上昇気流ができると、湿気が雲になることを説明しましたが、そのとき潜熱という熱を発生します。

潜熱が大きければ、上昇気流の温度が上がり、浮力が大きくなります。

暖かい海の上は湿気が多く、そのような海上では極端に湿った空気が風として流れています。
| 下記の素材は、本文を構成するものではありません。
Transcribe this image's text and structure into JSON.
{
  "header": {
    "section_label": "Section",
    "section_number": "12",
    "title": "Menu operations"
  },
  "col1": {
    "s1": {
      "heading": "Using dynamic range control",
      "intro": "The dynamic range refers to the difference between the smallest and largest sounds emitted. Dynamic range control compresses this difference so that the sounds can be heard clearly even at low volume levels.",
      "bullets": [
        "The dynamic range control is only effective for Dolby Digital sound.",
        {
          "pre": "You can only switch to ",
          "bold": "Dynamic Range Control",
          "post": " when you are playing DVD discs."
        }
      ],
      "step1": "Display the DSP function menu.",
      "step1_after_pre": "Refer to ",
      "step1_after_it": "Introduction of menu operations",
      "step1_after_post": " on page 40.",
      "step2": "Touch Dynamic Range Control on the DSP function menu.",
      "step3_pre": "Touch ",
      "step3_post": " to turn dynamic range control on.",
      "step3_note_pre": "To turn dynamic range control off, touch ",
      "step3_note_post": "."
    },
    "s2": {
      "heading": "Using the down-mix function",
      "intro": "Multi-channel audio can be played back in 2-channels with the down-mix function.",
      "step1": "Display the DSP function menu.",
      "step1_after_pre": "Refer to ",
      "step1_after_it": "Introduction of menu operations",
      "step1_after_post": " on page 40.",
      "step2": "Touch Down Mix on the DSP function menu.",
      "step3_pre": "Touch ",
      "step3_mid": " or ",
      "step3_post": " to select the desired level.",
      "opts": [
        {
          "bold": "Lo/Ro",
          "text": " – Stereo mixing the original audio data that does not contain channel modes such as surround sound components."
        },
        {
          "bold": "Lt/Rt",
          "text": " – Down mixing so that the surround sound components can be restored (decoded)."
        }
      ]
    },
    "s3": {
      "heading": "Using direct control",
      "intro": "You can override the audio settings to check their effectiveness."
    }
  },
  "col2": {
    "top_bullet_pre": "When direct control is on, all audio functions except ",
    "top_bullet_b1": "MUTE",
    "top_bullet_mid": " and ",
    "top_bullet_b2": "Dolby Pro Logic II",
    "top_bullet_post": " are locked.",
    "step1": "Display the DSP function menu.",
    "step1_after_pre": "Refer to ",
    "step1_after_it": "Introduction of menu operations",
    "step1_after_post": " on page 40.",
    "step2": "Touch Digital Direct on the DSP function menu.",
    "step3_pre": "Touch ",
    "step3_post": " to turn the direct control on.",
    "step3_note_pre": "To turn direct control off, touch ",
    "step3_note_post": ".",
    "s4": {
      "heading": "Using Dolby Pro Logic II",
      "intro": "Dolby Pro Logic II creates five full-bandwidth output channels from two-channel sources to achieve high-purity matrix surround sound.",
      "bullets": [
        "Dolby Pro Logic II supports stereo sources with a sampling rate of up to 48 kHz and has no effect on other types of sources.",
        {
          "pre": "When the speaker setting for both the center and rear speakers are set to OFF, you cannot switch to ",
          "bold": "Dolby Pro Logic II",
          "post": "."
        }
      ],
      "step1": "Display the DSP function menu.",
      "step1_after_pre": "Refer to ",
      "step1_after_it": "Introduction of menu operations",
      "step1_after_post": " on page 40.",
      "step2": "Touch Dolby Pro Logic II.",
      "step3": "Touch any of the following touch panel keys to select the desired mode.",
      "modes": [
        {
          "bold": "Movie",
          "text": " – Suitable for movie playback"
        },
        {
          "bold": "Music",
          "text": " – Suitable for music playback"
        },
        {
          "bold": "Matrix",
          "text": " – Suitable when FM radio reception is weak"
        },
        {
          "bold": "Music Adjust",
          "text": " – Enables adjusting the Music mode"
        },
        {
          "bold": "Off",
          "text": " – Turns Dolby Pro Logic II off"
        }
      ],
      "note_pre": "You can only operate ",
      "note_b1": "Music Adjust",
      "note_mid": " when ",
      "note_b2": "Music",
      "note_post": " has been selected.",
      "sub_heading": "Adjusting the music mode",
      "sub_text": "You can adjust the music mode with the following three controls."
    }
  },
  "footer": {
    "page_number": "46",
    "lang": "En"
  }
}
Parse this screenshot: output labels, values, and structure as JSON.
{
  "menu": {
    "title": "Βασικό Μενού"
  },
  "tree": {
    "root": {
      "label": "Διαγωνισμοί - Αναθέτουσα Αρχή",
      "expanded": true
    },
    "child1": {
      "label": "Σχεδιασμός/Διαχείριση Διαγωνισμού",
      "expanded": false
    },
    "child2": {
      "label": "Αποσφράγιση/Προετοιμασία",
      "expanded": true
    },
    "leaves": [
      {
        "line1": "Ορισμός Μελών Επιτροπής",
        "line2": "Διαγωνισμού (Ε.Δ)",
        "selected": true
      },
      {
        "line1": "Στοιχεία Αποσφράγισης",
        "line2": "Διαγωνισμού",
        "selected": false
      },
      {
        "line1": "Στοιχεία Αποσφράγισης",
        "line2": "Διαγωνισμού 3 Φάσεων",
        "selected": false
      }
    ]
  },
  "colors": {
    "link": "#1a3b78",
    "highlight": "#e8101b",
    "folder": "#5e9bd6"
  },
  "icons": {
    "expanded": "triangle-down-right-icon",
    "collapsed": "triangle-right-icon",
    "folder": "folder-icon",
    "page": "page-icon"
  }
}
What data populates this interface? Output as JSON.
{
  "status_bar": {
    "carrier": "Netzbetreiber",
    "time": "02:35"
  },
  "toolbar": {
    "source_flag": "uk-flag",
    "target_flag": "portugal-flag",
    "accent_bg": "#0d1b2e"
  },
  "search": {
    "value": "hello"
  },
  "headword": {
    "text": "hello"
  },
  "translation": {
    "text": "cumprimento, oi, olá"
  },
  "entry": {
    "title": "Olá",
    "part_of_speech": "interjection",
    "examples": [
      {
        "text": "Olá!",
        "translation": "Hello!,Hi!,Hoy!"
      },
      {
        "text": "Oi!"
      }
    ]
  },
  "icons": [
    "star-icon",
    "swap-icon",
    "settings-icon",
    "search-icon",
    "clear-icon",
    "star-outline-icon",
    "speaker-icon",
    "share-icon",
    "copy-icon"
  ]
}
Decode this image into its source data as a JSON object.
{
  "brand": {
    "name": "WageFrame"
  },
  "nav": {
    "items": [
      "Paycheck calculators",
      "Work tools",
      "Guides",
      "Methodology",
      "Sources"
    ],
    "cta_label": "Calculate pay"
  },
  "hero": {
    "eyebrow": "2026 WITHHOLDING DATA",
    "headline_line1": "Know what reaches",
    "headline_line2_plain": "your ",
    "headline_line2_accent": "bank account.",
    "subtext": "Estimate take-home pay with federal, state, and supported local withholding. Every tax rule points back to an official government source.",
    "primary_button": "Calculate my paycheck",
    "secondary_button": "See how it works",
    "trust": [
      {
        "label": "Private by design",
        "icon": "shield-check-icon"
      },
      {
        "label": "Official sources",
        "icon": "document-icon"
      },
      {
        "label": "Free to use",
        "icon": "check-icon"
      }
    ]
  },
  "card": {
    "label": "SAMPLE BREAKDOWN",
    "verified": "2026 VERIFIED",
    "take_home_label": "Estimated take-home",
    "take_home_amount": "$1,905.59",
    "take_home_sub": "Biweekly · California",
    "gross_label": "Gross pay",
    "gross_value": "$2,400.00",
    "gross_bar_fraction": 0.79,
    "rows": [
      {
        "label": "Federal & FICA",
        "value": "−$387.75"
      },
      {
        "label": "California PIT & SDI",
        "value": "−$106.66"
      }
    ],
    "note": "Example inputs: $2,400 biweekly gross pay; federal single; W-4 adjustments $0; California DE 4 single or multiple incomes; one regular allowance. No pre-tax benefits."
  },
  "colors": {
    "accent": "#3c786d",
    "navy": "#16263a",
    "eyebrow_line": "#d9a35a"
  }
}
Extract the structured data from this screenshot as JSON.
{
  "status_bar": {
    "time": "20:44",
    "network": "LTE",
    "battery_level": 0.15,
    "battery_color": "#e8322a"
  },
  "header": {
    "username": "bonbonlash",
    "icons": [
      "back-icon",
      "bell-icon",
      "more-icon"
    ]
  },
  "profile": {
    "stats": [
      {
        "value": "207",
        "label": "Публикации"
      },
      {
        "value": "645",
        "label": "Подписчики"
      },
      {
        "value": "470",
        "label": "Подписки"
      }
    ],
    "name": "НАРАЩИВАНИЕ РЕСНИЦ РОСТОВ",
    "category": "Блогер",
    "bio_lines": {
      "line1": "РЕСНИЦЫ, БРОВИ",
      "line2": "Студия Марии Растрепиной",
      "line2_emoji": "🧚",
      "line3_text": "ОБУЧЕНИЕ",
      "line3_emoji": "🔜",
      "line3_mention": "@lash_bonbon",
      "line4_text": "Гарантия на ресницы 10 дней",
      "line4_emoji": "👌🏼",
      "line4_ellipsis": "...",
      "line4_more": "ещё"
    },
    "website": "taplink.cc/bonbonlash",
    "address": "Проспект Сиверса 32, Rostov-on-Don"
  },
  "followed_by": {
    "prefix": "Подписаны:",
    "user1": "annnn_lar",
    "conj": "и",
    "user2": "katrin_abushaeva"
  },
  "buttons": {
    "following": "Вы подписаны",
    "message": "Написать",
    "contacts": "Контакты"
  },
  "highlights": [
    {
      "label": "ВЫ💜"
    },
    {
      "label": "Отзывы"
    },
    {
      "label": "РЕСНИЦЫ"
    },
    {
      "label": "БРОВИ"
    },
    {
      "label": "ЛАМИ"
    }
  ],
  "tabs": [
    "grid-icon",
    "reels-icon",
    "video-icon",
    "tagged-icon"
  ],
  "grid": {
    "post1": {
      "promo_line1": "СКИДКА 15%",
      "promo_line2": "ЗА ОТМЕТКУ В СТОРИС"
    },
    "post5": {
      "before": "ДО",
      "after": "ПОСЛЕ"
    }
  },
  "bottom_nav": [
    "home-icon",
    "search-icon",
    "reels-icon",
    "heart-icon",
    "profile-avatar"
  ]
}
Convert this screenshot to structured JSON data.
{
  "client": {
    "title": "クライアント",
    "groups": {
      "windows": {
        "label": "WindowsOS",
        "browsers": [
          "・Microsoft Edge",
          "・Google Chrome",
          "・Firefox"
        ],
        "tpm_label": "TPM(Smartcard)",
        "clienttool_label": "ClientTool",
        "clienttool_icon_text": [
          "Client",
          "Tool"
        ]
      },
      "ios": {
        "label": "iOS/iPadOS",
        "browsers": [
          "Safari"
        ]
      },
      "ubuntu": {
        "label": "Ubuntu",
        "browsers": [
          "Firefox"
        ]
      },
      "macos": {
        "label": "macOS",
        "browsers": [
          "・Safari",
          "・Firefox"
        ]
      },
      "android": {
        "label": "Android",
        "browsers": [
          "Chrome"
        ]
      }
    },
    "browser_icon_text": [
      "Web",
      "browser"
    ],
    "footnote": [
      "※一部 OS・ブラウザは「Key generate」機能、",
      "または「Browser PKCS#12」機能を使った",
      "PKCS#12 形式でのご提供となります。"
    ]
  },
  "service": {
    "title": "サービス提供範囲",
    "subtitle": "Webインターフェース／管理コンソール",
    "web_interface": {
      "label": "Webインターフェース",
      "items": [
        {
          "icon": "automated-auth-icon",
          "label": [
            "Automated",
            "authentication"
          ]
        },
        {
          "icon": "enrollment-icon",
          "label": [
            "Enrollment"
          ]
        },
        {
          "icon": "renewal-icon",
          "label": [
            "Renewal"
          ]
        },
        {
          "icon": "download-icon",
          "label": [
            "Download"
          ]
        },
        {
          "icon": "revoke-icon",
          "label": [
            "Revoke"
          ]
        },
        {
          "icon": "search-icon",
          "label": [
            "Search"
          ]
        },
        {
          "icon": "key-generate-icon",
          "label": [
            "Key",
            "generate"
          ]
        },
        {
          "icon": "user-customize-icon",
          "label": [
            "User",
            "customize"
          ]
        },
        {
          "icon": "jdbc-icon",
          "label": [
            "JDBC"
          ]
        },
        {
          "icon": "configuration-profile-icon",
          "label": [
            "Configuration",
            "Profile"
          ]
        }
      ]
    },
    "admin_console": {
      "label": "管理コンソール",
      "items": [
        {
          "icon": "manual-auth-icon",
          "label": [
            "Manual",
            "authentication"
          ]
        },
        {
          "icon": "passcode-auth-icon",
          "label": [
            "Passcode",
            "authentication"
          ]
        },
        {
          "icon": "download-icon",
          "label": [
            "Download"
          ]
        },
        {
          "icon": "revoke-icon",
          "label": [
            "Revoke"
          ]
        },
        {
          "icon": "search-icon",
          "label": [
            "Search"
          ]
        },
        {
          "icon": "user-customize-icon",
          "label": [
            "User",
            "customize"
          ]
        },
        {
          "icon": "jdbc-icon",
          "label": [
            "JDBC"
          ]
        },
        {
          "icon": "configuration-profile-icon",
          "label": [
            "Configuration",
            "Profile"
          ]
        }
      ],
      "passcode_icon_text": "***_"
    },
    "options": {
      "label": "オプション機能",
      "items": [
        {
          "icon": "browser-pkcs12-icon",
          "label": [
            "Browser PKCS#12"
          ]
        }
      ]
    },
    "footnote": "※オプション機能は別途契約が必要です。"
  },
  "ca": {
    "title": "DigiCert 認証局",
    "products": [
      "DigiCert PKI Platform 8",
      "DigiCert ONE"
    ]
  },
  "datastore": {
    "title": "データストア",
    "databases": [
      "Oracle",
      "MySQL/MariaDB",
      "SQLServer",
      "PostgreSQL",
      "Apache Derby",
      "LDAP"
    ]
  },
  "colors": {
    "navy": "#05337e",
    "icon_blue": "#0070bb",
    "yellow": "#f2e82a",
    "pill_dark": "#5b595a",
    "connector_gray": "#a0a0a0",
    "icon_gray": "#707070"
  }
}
それが、上昇気流になると、雲ができるときの潜熱が極端に大きくなり浮力が大きくなって低気圧ができるのです。

温帯低気圧は暖気と寒気によって形成されるもの、熱帯低気圧は暖気のみで形成されるもので、浮力を大きくする機構が違うのです。天気図

台風とは?

台風は、風速が1秒間に17.2メートルを超える熱帯低気圧のことを差します。

熱帯で発生した熱帯低気圧が、暖かい海の上を北上してきて風速17.2メートルを超えると台風と呼ばれるのです。

台風の消滅

台風が台風でなくなるとき、台風が消滅したと呼びます。

台風は「風速が1秒間に17.2メートルを超える熱帯低気圧」でした。

その台風が台風と呼べなくなる機構には2種類あります。

  1. 風速が17.2メートル以下の熱帯低気圧になったとき
  2. 熱帯低気圧ではなく、温帯低気圧になったとき

の2つです。

1の場合は、勢力が弱まっていることは確かです。

しかし2の場合は勢力とは関係ありません。

暖気だけで形成されていた低気圧が寒気団とぶつかり、暖気と寒気で形成される低気圧に変わっただけで、風速が低下したかどうかはわかりません。

台風が温帯低気圧に変わるるとき、「台風は温帯低気圧に変わりましたが、引き続き注意が必要です」といった注意情報が流れることが多いのはそのためです。

最後に

ここまで、わかったふうな口ぶりで説明してきました。

でも、空気の流れ、それも潜熱まで加わる場合なんて、実は難し過ぎてよくわかりません。

どんなときに低気圧が安定するのか、ちょっと計算してみるという訳にはいかないのです。

結局はシミュレーションで挙動をみる、それが唯一の方法です。